> if the 15 Mhz is fast enough to pick up oscillations
You get midrange squeal, slightly supersonic squeal, and very rarely some horribly high MHz oscillation.
99% of my time, a 20KHz 'scope is all I need or want. (I actually built a 19KHz 'scope once: enormous savings in cost.)
The last time I ran into MHz trouble, my 15MHz 'scope would not resolve the actual MHz wave, but the "bursts of fuzz" were reasonably visible. That was a too-tricky chip-BJT amp with (in retrospect) a real urge to sing 14MHz, but only when excited by a lower tone driven near clipping. The 'scope trigger was so hung on the lower tone that the 14Mhz wave would not stand still.
Tube guitar amps "are designed" to pass the audio band... and not much more. You can have high gain or wide bandwidth. Gain is vital. The designer allows "just enough" bandwidth to do the job, so the trade-off favors gain where it is wanted. So MHz oscillations are unlikely.
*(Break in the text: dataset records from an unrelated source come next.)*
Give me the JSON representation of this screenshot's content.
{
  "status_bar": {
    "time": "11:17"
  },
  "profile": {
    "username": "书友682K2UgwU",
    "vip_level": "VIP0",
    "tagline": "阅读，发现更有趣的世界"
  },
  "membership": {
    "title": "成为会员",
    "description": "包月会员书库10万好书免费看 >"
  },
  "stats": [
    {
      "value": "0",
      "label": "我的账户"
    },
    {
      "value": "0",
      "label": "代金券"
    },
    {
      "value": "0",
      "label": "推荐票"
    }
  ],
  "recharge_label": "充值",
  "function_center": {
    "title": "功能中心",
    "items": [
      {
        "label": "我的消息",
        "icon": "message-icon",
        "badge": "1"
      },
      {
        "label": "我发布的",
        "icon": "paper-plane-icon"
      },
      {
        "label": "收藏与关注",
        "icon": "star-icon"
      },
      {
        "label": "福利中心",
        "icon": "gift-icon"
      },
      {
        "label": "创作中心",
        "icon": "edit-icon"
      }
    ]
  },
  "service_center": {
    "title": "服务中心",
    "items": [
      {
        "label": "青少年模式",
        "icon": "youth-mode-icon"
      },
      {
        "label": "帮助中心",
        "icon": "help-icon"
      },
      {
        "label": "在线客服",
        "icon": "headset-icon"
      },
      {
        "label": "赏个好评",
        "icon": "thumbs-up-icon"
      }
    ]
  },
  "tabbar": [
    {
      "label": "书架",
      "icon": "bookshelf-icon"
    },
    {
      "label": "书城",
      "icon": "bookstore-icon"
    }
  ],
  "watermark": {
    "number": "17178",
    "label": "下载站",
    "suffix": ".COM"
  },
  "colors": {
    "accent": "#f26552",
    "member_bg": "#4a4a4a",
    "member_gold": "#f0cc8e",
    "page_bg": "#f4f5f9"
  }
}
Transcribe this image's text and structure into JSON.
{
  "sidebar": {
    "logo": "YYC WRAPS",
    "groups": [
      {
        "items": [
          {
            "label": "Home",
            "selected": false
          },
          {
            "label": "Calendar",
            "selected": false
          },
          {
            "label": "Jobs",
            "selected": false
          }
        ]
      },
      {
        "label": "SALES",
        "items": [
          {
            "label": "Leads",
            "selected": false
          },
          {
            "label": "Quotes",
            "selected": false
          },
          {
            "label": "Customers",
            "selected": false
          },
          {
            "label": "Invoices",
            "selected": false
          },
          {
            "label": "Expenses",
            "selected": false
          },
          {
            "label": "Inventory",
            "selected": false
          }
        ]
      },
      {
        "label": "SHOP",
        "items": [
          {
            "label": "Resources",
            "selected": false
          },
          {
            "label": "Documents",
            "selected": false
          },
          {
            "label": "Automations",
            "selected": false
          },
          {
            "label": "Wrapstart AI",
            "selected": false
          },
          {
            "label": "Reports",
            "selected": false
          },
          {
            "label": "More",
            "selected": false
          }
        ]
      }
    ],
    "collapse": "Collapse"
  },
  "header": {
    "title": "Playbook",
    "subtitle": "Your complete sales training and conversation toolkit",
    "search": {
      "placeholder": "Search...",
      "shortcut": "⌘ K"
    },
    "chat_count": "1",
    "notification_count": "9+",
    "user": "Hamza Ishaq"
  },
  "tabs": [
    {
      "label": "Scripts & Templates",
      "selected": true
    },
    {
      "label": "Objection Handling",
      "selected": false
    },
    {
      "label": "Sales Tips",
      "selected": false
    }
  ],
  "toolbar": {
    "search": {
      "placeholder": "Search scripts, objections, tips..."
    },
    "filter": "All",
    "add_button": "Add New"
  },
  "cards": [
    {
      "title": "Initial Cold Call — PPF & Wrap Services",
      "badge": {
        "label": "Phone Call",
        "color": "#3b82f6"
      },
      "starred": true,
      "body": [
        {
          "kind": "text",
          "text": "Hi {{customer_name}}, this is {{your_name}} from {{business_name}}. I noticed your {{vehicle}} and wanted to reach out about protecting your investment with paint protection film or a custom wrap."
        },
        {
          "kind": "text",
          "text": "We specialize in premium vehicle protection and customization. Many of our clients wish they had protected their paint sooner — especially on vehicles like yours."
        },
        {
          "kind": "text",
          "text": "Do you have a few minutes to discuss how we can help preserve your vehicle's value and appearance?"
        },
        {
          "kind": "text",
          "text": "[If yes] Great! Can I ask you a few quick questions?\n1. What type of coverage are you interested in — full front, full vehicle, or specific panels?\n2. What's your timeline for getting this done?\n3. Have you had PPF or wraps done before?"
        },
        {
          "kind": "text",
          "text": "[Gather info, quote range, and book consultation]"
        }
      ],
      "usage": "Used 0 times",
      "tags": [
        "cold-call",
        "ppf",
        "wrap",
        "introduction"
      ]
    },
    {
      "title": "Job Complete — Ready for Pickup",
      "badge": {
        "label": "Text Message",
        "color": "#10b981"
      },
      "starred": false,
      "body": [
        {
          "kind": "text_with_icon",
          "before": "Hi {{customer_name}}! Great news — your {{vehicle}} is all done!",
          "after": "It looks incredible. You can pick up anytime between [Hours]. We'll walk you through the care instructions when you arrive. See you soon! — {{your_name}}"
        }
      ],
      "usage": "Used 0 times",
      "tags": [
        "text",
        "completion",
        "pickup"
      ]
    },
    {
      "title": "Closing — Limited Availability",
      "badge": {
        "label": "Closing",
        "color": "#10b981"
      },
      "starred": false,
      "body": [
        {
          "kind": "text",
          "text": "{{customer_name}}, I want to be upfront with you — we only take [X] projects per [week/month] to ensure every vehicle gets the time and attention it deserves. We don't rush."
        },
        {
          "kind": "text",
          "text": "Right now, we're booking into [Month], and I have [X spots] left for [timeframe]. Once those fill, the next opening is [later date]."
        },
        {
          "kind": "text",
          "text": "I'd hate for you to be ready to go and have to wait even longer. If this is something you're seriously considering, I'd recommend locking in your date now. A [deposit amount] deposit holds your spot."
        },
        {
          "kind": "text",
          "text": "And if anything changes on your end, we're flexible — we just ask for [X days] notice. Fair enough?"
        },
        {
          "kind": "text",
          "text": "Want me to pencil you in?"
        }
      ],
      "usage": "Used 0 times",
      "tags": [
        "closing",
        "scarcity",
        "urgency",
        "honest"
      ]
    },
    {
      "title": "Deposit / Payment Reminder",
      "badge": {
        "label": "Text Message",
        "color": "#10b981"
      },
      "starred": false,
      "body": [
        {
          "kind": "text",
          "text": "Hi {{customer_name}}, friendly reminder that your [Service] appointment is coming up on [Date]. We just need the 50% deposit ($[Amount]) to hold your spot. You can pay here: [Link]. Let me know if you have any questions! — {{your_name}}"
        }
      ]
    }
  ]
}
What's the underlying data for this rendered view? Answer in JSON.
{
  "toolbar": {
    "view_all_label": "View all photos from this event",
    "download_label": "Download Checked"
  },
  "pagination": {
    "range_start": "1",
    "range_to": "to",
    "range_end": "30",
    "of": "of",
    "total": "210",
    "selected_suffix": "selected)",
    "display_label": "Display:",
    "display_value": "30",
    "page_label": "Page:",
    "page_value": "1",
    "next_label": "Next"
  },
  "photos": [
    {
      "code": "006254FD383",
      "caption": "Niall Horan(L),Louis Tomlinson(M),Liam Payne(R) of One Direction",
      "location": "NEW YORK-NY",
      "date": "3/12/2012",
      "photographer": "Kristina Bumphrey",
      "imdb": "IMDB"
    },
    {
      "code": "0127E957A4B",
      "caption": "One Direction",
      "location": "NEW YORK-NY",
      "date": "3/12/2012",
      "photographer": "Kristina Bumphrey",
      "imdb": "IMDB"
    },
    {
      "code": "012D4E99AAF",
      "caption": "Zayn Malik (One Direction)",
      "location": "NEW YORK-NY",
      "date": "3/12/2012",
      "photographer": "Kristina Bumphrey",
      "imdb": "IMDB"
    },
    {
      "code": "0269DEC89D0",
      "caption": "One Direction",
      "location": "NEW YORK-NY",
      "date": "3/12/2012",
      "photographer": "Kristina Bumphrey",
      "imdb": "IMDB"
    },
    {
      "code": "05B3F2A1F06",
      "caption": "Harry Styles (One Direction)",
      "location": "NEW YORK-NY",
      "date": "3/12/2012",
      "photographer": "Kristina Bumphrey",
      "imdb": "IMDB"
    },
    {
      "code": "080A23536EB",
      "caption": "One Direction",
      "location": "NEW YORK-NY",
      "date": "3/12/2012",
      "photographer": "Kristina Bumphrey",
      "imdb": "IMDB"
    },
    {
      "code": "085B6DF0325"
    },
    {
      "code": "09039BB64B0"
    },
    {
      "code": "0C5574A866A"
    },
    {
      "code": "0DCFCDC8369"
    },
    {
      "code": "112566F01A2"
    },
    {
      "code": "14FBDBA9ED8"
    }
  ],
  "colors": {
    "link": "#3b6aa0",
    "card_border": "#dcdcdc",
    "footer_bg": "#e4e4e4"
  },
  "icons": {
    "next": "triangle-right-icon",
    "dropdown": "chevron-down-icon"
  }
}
And practically impossible on 12AX7 gain stages.
But possible on power pentodes. They have gain in reserve, and low parasitics. A length of wire looks like a short for audio, but can be a tuned-circuit inductance in the radio bands. Wire-wound resistors of low to medium value are resistors for audio, but can be kinky at high frequencies. I once had a big power-amp go crazy, and traced it to a plate lead run close to a wire-wound cathode resistor. While the OT would barely pass audio, the lead to it could sing much higher, and the coiled-resistor coupled enough energy back into the tube to (apparently) sustain radio oscillations. It took weeks to work out the (possible) theory, but only minutes to solve the immediate problem: Keep Outputs Away From Inputs! (And yes, a cathode is an input.)
> Hope I don't smoke my probes
I've done it a lot. Many probes use 600V or even 300V trimmers; maybe today they give you 100V trimmers.
Most of the time, when you are working above 300V, you are woring on a POWER stage. You really should not be sticking fingers OR probes in power stages. But when you do, build your own probe. Use a 1Meg and a 10K resistor. This gives 100:1 division, so even cheap 'scope inputs can be used with quite hi-volt amps. The 1Meg is no sweat on a 8K plate load. This un-compensated probe is flat "only" to 100KHz, which is less than the 'scope's 15MHz but more than you are ever likely to want to see.